Trüffel und Pilze aus dem Ippenburger Trüffelgarten

Es ist kein Geheimnis: Schwarze Trüffel lassen sich auf Plantagen anbauen. Praktiziert wird dies in Frankreich, Spanien, Portugal, Italien sogar in Australien und das seit teilweise fast 200 Jahren. Und sie wachsen auch wild in vielen Wäldern Deutschlands, stehen jedoch unter Naturschutz und dürfen nicht geerntet werden.
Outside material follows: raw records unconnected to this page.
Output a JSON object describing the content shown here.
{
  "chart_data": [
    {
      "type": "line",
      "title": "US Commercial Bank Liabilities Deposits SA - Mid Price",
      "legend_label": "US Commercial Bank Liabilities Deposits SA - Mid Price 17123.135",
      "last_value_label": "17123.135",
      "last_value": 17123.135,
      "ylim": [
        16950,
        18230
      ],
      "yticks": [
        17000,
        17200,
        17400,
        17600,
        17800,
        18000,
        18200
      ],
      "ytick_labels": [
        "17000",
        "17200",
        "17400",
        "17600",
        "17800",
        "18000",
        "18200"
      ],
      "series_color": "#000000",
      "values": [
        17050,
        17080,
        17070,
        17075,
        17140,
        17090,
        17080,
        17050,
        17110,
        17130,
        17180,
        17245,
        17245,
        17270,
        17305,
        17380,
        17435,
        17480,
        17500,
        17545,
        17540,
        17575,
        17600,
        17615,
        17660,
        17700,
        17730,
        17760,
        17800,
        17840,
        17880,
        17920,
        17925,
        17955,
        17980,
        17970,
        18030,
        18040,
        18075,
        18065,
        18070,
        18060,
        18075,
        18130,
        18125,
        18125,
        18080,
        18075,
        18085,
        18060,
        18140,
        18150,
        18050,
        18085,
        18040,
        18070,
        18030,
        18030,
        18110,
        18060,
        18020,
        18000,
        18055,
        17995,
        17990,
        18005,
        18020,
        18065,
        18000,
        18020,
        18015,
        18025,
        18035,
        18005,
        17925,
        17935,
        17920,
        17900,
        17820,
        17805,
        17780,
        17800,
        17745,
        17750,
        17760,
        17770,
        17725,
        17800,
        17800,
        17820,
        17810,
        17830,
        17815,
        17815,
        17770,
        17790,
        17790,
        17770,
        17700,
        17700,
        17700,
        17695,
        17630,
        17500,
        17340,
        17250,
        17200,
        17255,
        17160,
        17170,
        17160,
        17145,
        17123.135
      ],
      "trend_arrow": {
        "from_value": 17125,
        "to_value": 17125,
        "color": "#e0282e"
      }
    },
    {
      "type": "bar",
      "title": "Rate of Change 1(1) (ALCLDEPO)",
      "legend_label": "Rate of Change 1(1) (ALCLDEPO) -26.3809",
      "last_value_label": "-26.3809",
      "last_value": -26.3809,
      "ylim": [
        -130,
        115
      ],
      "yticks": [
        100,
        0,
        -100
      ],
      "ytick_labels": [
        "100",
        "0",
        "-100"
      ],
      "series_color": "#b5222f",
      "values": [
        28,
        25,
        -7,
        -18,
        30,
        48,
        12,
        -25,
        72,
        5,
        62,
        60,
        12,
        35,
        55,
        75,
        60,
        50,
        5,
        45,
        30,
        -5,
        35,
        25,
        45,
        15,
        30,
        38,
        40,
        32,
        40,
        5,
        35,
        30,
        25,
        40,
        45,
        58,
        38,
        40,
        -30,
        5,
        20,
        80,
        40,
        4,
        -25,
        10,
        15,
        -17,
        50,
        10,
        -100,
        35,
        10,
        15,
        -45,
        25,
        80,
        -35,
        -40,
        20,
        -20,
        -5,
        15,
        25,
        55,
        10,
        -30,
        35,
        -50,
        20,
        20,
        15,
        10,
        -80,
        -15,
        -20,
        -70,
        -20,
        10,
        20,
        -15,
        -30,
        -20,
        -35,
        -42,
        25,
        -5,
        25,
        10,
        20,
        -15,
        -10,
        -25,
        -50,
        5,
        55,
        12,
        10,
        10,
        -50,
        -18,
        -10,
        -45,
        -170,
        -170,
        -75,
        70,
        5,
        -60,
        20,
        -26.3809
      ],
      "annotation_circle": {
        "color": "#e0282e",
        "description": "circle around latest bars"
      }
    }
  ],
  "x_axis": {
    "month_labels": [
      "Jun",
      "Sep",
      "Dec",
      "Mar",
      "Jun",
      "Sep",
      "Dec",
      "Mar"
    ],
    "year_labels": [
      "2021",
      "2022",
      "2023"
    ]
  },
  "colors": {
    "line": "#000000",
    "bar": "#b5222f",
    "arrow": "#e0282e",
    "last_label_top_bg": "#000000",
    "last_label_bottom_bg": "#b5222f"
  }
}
Itze Riemeyer, Hundeausbilder, Naturliebhaber und Tüftler, hat in Ippenburg einen „Trüffelgarten“ angelegt. Er hat die vorhandenen Buchenhecken „geimpft“ – der unaussprechliche Fachausdruck heißt : mycorrhiziert, und 30 Trüffelbäumchen gesetzt –Buche, Eiche und Haselnuss. Im Ippenburger Park hat er unzählige alte Buchen und Eichen „geimpft“ , die alle in ca 3-4 Jahren Frucht bringen werden.

Es lohnt sich, die Geschichte von Itze Riemeyer, den Trüffeln und seinem Trüffelhund Jule nachzulesen. Unter www.trueffeljule.de  kann man sie finden – und, wenn man Glück hat, und der Andrang nicht zu groß ist, erzählt er seine Geschichte im Ippenburger Trüffelgarten während der Festivals oder an den geöffneten Sonntagen.

Doch das ist noch nicht alles. Einmal dem „Pilztrieb“ verfallen, probiert der „Trüffelflüsterer“ immer neue Pilze aus. Austernseitlinge und Shitake an Baumstämmen, mit ausgeklügelten „Duschanlagen“, Sonnenschutz etc.

Die Shitakestämme kommen aus Thüringen –unter www.freilandpilze.de erfährt man mehr.

Sie schmecken großartig – besonders als Tempura, schließlich kommen sie ja auch aus Asien! Außerdem sind sie sehr gesund und ein grandioser Fleischersatz für Vegetarier!